One of the best gifts you can give a college graduate is money to help with their outstanding student loans. Unlike payments made directly to educational institutions for a student’s tuition payments, financial gifts to cover student loan balances are not always tax-exempt. Here are some ways to help a graduate pay down student loans without incurring gift taxes.
Whenever you give a large sum of money to another person, you, as the donor, are responsible for paying the gift taxes owed. However, there are exceptions to gift-tax requirements, including when the donor of the cash gift is a co-signer on the loan being paid down.
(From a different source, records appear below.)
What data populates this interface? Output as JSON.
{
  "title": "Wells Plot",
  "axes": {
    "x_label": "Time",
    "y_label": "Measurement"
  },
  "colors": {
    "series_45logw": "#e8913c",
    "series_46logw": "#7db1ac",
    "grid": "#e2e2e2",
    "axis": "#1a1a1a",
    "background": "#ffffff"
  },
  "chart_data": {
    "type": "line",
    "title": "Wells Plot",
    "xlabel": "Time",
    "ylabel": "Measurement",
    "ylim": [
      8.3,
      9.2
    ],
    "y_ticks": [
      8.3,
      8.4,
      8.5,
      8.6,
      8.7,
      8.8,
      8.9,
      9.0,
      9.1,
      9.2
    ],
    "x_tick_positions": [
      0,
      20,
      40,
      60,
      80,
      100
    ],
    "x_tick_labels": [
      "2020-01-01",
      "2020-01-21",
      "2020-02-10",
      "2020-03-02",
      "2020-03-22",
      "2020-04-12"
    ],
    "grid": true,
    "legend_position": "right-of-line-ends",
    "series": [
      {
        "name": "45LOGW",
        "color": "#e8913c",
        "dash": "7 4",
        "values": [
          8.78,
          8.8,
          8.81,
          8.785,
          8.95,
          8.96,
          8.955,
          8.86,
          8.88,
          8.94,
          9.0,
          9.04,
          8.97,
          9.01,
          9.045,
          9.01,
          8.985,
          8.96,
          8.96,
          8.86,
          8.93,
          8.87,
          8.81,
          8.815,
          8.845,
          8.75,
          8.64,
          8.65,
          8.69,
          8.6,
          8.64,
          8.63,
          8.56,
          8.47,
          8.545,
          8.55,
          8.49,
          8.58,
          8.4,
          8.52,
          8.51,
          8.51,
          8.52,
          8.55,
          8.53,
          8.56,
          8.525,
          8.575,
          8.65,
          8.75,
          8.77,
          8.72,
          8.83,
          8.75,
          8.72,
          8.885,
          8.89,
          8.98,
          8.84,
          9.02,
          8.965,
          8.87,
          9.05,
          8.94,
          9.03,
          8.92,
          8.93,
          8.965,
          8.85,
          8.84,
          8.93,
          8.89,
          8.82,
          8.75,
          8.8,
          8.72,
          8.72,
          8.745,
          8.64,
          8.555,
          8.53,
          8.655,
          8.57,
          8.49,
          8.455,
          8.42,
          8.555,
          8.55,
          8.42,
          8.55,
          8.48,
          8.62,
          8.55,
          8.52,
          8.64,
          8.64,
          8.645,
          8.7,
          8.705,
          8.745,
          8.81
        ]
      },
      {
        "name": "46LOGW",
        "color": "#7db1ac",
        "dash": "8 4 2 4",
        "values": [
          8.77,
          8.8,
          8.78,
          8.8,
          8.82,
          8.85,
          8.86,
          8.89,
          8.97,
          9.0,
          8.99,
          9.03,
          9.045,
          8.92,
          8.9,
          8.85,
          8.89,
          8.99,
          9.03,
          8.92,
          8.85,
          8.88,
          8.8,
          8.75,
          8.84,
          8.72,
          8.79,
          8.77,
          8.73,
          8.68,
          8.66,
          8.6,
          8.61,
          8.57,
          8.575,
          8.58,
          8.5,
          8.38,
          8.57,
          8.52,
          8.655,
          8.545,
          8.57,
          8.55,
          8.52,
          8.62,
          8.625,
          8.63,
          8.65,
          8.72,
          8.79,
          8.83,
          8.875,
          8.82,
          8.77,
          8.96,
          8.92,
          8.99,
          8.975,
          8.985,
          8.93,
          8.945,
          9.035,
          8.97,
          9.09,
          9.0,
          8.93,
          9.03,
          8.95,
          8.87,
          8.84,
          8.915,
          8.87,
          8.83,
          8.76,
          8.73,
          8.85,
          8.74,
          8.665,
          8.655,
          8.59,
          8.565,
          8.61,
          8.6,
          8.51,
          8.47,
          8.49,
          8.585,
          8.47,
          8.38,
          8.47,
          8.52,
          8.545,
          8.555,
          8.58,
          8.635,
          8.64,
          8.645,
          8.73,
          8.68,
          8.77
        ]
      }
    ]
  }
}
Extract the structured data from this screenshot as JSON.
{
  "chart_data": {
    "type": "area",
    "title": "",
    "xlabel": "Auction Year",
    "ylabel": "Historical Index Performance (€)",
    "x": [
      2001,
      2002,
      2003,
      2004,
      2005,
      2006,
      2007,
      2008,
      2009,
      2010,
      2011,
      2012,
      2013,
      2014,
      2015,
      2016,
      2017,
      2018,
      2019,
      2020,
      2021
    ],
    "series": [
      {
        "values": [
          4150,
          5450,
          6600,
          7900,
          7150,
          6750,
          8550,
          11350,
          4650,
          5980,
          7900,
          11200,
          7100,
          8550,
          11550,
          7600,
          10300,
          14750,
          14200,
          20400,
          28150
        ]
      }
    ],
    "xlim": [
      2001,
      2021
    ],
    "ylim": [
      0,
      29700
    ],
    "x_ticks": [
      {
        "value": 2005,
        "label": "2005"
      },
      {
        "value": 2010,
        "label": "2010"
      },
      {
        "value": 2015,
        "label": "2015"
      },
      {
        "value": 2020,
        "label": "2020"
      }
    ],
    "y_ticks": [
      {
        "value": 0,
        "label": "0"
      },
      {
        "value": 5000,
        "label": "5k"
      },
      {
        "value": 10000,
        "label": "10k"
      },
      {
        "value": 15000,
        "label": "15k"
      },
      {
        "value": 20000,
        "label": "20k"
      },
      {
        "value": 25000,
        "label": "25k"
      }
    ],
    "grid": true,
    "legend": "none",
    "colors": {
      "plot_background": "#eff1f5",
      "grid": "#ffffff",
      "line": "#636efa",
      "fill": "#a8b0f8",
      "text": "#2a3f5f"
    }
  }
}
If you co-signed a loan for another person’s educational expenses, you’re as responsible for the debt as the student who was the recipient of the loan. When you’re a co-signer on a student’s educational loan, you can pay off the entire amount for the student without incurring any gift taxes.
Gift taxes apply only to the amount of cash you give that’s over the Internal Revenue Service’s yearly gift limit. As long as you keep your cash amount lower than the annual exclusion limit, your monetary gift is not subject to any gift taxes.
In 2019, the tax-exempt gift limit set by the IRS is $15,000. You can avoid paying the gift tax and help a graduate knock down their student debt by giving them the maximum allowable amount of non-taxable gift cash for several years in a row.
Under the gift tax rules of the IRS, each parent of a student is treated as an individual. As individuals, each parent may give the maximum tax-exempt amount to their child without paying any taxes on the gift.
In 2019, two parents may each give $15,000 to a graduate without paying the gift tax. Your child can receive up to $30,000 total in tax-free cash from both parents this holiday season to help pay off their student loans.
Grandparents, aunts, uncles, and other family members are allowed to give tax-free gifts of cash to help pay down student loans. As long as each family member gifts an amount under the maximum amount of nontaxable cash to a graduate, none of the generous family members must pay gift taxes.
If four relatives of the graduate give the maximum yearly amount of $15,000 to help the graduate pay down their student loans, that equals $60,000 in gift cash that incurs zero tax burden. That’s a significant amount of money to help reduce an outstanding student loan balance.
Under the unified tax credit established by the IRS, each person has a lifetime cap on the number of assets they may give to other parties before the gifts are subject to gift taxes. The unified tax credit helps people with significant assets avoid taxes on both gift and estate taxes.
In 2019, the gift and estate tax exemption applies to transferred assets up to $11.4 million in value. Talk to your accountant or tax attorney to learn more about using the unified tax credit to lower or eliminate gift tax burdens when giving cash.
Your financial professional helps you and your gift recipients stay within IRS guidelines whenever you give away assets including cash. Always consult an expert before you transfer holiday or special-occasion cash to a graduate, student, creditor, or educational institution.